The list includes patents that clearly shouldn't have been granted due to obvious prior art. Patents on VoIP, online test-taking, streaming media, and digital music encoding were all on this list. The patent that was struck down today was given to Firepond/Polaris; it was a patent on a system using natural language processing to respond to email inquiries. Thanks to today's decision, all but one of the 10 Most Wanted patents have been either busted, invalidated, reexamined, or narrowed.
The EFF explains the patent problem plaguing the software industry.
Every year numerous illegitimate patent applications make their way through the United States patent examination process without adequate review. The problem is particularly acute in the software and Internet fields where the history of prior inventions (often called prior art) is widely distributed and poorly documented. As a result, we have seen patents asserted on such simple technologies as the hyperlink, video streaming, and paying with a credit card online.

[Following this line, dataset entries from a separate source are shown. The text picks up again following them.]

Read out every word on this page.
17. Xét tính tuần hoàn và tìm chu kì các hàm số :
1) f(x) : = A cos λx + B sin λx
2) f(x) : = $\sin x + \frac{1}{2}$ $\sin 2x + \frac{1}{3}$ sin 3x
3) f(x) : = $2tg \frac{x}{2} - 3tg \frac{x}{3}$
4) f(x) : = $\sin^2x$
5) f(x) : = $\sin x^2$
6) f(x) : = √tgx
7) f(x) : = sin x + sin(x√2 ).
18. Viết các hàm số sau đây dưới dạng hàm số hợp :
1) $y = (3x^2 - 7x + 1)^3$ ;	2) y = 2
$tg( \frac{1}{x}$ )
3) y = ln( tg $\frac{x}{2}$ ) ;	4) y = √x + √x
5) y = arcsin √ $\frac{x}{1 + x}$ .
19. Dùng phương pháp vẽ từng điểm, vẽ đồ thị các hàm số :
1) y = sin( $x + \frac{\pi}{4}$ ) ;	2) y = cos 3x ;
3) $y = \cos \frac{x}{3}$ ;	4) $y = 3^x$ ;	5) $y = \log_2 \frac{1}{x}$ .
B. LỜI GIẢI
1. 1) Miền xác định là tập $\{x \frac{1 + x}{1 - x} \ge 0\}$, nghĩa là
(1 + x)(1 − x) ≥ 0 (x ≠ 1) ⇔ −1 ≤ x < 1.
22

In this recent case, the technical owner of the patent, Bright Response, LLC, sued Google, Yahoo, and eight other companies. The jury found three of the patent's claims invalid because they had obviously been used in prior art and lacked a detailed written description. The jury finally found the entire patent invalid, saying that Firepond/Polaris didn't invent the natural language processing system. The decision was definitely good news for developers who want to create new products related to email and customer service.
Until the final judgement is entered, the EFF will be on the lookout for threatening behavior related to this patent from Bright Response.